Thank you for all the updates James, they are so well written that it is becoming like reading a novel! Thanks also for the climate explanation, it is a very different place from where I live (Scotland).

From the logs and the available data I can see the same and confirm what you said. There are still many hard resets in the logs, which means that every now and then the Shake loses the connection to the NTP servers (but, at this point, it has to be a ISP issue, since the ports are enabled and the NTP reconnects after a while).

Every time this happens, with a Hard Reset, then it takes a bit before the data upload starts again (as soon as the time gets synchronized again), so the gaps are related to this issue too.

Regarding the connection issues you can see in the odf_SL_plugin.err file, they are istantaneous. If you combine the last one from the logs with the odf_SL_plugin.info file for example, you can see that the connection problem resolved itself after a bit:

2020 304 17:09:40>> Connection request (raspberryshakedata.com:55555) failed with error code: Connection refused

2020 304 17:09:50>> sendDClientDP(): Error sending data ...

2020 304 17:09:50>> Connection succeeded to DDS server.

For example, now your stream is quite good, both on our StationView and on SWARM, but it is daytime. It seems then the the insulation was the ‘cure’ to that, and we both agree with the Shake!

Thanks for confirming my suspicion that the remaining gaps are due to networking problems. I get my internet access via a microwave link to an antenna on the mountain about 2 mi / 3 km to the east. This provider does have frequent, usually brief outages–I notice them when surfing the web sometimes. But, until someone decides to run cable or fiber out this way, that is as good as it is going to get. I can always add a GPS receiver as a time source for the shake if this becomes more troublesome.

Another 24 hours has elapsed with no gaps in the local data record, so I think I will declare this issue to be resolved.
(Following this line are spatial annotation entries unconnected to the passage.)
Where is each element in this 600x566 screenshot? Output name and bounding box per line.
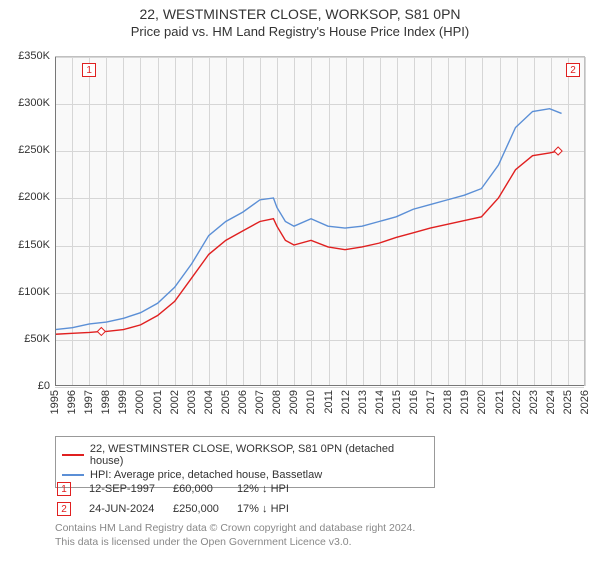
x-tick-label: 2004	[203, 390, 215, 414]
y-tick-label: £250K	[0, 144, 50, 156]
x-tick-label: 2021	[494, 390, 506, 414]
event-marker-icon: 2	[57, 502, 71, 516]
event-price: £60,000	[173, 480, 235, 498]
gridline-h	[55, 387, 584, 388]
x-tick-label: 1995	[49, 390, 61, 414]
event-date: 12-SEP-1997	[89, 480, 171, 498]
footer-line: Contains HM Land Registry data © Crown c…	[55, 522, 415, 536]
event-row: 2 24-JUN-2024 £250,000 17% ↓ HPI	[57, 500, 305, 518]
x-tick-label: 2026	[579, 390, 591, 414]
footer: Contains HM Land Registry data © Crown c…	[55, 522, 415, 549]
chart-area: 12	[55, 56, 585, 386]
legend-item: 22, WESTMINSTER CLOSE, WORKSOP, S81 0PN …	[62, 443, 428, 467]
x-tick-label: 2013	[357, 390, 369, 414]
x-tick-label: 2024	[545, 390, 557, 414]
x-tick-label: 2008	[271, 390, 283, 414]
x-tick-label: 2023	[528, 390, 540, 414]
x-tick-label: 2002	[169, 390, 181, 414]
event-date: 24-JUN-2024	[89, 500, 171, 518]
series-line	[55, 109, 561, 330]
x-tick-label: 2025	[562, 390, 574, 414]
chart-lines	[55, 57, 584, 386]
gridline-v	[585, 57, 586, 386]
x-tick-label: 2009	[288, 390, 300, 414]
x-tick-label: 2010	[305, 390, 317, 414]
x-axis	[55, 385, 584, 386]
x-tick-label: 1997	[83, 390, 95, 414]
x-tick-label: 2003	[186, 390, 198, 414]
y-tick-label: £0	[0, 380, 50, 392]
x-tick-label: 2016	[408, 390, 420, 414]
event-marker-diamond	[97, 327, 105, 335]
y-tick-label: £350K	[0, 50, 50, 62]
x-tick-label: 2015	[391, 390, 403, 414]
x-tick-label: 2007	[254, 390, 266, 414]
x-tick-label: 2006	[237, 390, 249, 414]
legend-label: 22, WESTMINSTER CLOSE, WORKSOP, S81 0PN …	[90, 443, 428, 467]
x-tick-label: 1998	[100, 390, 112, 414]
event-table: 1 12-SEP-1997 £60,000 12% ↓ HPI 2 24-JUN…	[55, 478, 307, 520]
y-tick-label: £200K	[0, 191, 50, 203]
event-marker-diamond	[554, 147, 562, 155]
x-tick-label: 2017	[425, 390, 437, 414]
x-tick-label: 2012	[340, 390, 352, 414]
x-tick-label: 2005	[220, 390, 232, 414]
x-tick-label: 2020	[476, 390, 488, 414]
x-tick-label: 2000	[134, 390, 146, 414]
x-tick-label: 1996	[66, 390, 78, 414]
event-delta: 12% ↓ HPI	[237, 480, 305, 498]
x-tick-label: 2022	[511, 390, 523, 414]
event-delta: 17% ↓ HPI	[237, 500, 305, 518]
x-tick-label: 1999	[117, 390, 129, 414]
x-tick-label: 2019	[459, 390, 471, 414]
y-axis	[55, 57, 56, 386]
x-tick-label: 2018	[442, 390, 454, 414]
y-tick-label: £50K	[0, 333, 50, 345]
chart-subtitle: Price paid vs. HM Land Registry's House …	[0, 24, 600, 39]
footer-line: This data is licensed under the Open Gov…	[55, 536, 415, 550]
event-row: 1 12-SEP-1997 £60,000 12% ↓ HPI	[57, 480, 305, 498]
x-tick-label: 2014	[374, 390, 386, 414]
event-marker-box: 1	[82, 63, 96, 77]
y-tick-label: £150K	[0, 239, 50, 251]
x-tick-label: 2001	[152, 390, 164, 414]
y-tick-label: £300K	[0, 97, 50, 109]
event-price: £250,000	[173, 500, 235, 518]
series-line	[55, 151, 558, 334]
chart-title: 22, WESTMINSTER CLOSE, WORKSOP, S81 0PN	[0, 6, 600, 22]
x-tick-label: 2011	[323, 390, 335, 414]
y-tick-label: £100K	[0, 286, 50, 298]
event-marker-icon: 1	[57, 482, 71, 496]
event-marker-box: 2	[566, 63, 580, 77]
legend-swatch-red	[62, 454, 84, 456]
legend-swatch-blue	[62, 474, 84, 476]
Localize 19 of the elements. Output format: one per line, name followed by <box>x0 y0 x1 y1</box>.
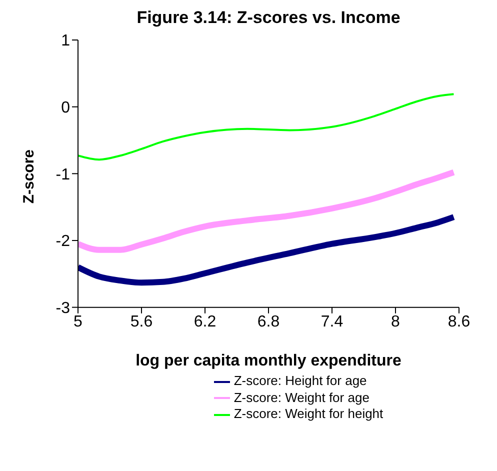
legend-label: Z-score: Weight for age <box>234 390 370 405</box>
x-tick-label: 6.8 <box>257 314 280 331</box>
line-series <box>78 93 455 161</box>
x-tick-label: 5 <box>74 314 83 331</box>
y-tick-label: -1 <box>56 166 70 184</box>
y-tick-label: -2 <box>56 233 70 250</box>
legend-label: Z-score: Weight for height <box>234 406 384 422</box>
y-tick-label: 0 <box>61 100 70 117</box>
legend-label: Z-score: Height for age <box>234 373 367 388</box>
x-tick-label: 6.2 <box>194 314 216 331</box>
x-axis-title: log per capita monthly expenditure <box>136 352 402 370</box>
x-tick-label: 8.6 <box>448 314 470 331</box>
x-tick-label: 7.4 <box>320 314 344 331</box>
x-tick-label: 5.6 <box>130 314 153 331</box>
y-axis-title: Z-score <box>20 149 38 204</box>
y-tick-label: -3 <box>56 300 70 317</box>
x-tick-label: 8 <box>391 314 400 331</box>
chart-title: Figure 3.14: Z-scores vs. Income <box>136 8 402 28</box>
y-tick-label: 1 <box>61 32 70 50</box>
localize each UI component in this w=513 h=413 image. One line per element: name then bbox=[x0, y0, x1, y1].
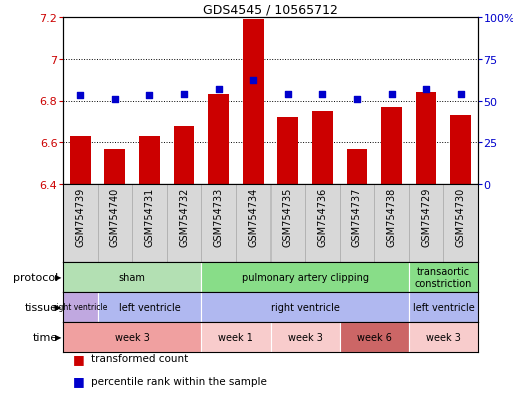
Bar bbox=[340, 185, 374, 262]
Bar bbox=[201, 322, 270, 352]
Title: GDS4545 / 10565712: GDS4545 / 10565712 bbox=[203, 4, 338, 17]
Bar bbox=[416, 93, 437, 185]
Text: GSM754731: GSM754731 bbox=[145, 187, 154, 246]
Text: time: time bbox=[33, 332, 58, 342]
Bar bbox=[340, 322, 409, 352]
Bar bbox=[347, 149, 367, 185]
Bar bbox=[243, 20, 264, 185]
Text: percentile rank within the sample: percentile rank within the sample bbox=[91, 376, 267, 386]
Text: GSM754738: GSM754738 bbox=[386, 187, 397, 246]
Bar bbox=[270, 322, 340, 352]
Text: right ventricle: right ventricle bbox=[53, 303, 108, 312]
Point bbox=[249, 78, 258, 85]
Bar bbox=[201, 185, 236, 262]
Text: GSM754732: GSM754732 bbox=[179, 187, 189, 246]
Text: right ventricle: right ventricle bbox=[271, 302, 340, 312]
Point bbox=[180, 91, 188, 98]
Text: GSM754737: GSM754737 bbox=[352, 187, 362, 246]
Bar bbox=[132, 185, 167, 262]
Point bbox=[457, 91, 465, 98]
Bar bbox=[174, 126, 194, 185]
Bar bbox=[381, 107, 402, 185]
Text: GSM754736: GSM754736 bbox=[318, 187, 327, 246]
Bar bbox=[409, 185, 443, 262]
Text: ■: ■ bbox=[73, 375, 85, 387]
Text: GSM754735: GSM754735 bbox=[283, 187, 293, 246]
Bar bbox=[409, 262, 478, 292]
Bar bbox=[312, 112, 333, 185]
Text: GSM754739: GSM754739 bbox=[75, 187, 85, 246]
Bar bbox=[63, 292, 97, 322]
Point bbox=[284, 91, 292, 98]
Bar bbox=[236, 185, 270, 262]
Text: GSM754730: GSM754730 bbox=[456, 187, 466, 246]
Bar bbox=[208, 95, 229, 185]
Point bbox=[422, 86, 430, 93]
Bar bbox=[97, 185, 132, 262]
Text: GSM754733: GSM754733 bbox=[213, 187, 224, 246]
Text: transaortic
constriction: transaortic constriction bbox=[415, 266, 472, 288]
Text: left ventricle: left ventricle bbox=[119, 302, 181, 312]
Text: GSM754740: GSM754740 bbox=[110, 187, 120, 246]
Bar bbox=[270, 185, 305, 262]
Text: ▶: ▶ bbox=[55, 273, 62, 282]
Text: ▶: ▶ bbox=[55, 303, 62, 312]
Text: sham: sham bbox=[119, 272, 146, 282]
Point bbox=[353, 96, 361, 103]
Point bbox=[214, 86, 223, 93]
Text: transformed count: transformed count bbox=[91, 354, 188, 363]
Bar bbox=[443, 185, 478, 262]
Point bbox=[76, 93, 85, 100]
Bar bbox=[374, 185, 409, 262]
Text: week 3: week 3 bbox=[115, 332, 150, 342]
Bar bbox=[63, 262, 201, 292]
Point bbox=[318, 91, 326, 98]
Bar bbox=[278, 118, 298, 185]
Bar bbox=[450, 116, 471, 185]
Text: left ventricle: left ventricle bbox=[412, 302, 475, 312]
Text: protocol: protocol bbox=[13, 272, 58, 282]
Bar bbox=[97, 292, 201, 322]
Bar bbox=[409, 292, 478, 322]
Bar bbox=[305, 185, 340, 262]
Bar bbox=[63, 185, 97, 262]
Bar bbox=[409, 322, 478, 352]
Bar bbox=[70, 137, 91, 185]
Text: GSM754729: GSM754729 bbox=[421, 187, 431, 246]
Bar bbox=[201, 292, 409, 322]
Text: week 1: week 1 bbox=[219, 332, 253, 342]
Text: ■: ■ bbox=[73, 352, 85, 365]
Point bbox=[145, 93, 153, 100]
Bar bbox=[201, 262, 409, 292]
Point bbox=[111, 96, 119, 103]
Bar bbox=[139, 137, 160, 185]
Text: week 3: week 3 bbox=[426, 332, 461, 342]
Point bbox=[387, 91, 396, 98]
Bar bbox=[105, 149, 125, 185]
Bar bbox=[63, 322, 201, 352]
Text: week 3: week 3 bbox=[288, 332, 323, 342]
Text: pulmonary artery clipping: pulmonary artery clipping bbox=[242, 272, 368, 282]
Text: GSM754734: GSM754734 bbox=[248, 187, 258, 246]
Text: tissue: tissue bbox=[25, 302, 58, 312]
Text: ▶: ▶ bbox=[55, 333, 62, 342]
Bar bbox=[167, 185, 201, 262]
Text: week 6: week 6 bbox=[357, 332, 392, 342]
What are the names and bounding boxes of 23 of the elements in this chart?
I will continue to monitor the shake’s behavior during the next freezing weather episode and on into the winter. If more or better insulation is called for, then that can be arranged.

Thanks much for your insight and help, Stormchaser. Stay safe and stay healthy!

James KB5FIO

1 Like

Yes, those Hard Resets are due to NTP server connection issues. Sometimes is the modem/router, and sometimes is the ISP, as it is your case.

I hope you will get cabled soon, or at least, have put down a more stable mean, but as of now I can see that the data stream has become much healtier compared to what it was, and the insulation solution was definitely the perfect choice.

The GPS possibility is a realistic one. If the service interruptions become really too bothersome, then that will solve any time-synchro problem, leaving only for the Shake to upload the data when possible.

It was a pleasure James, thank you and stay safe and healty too!

73 from IZ6GSM

Enjoy Shaking!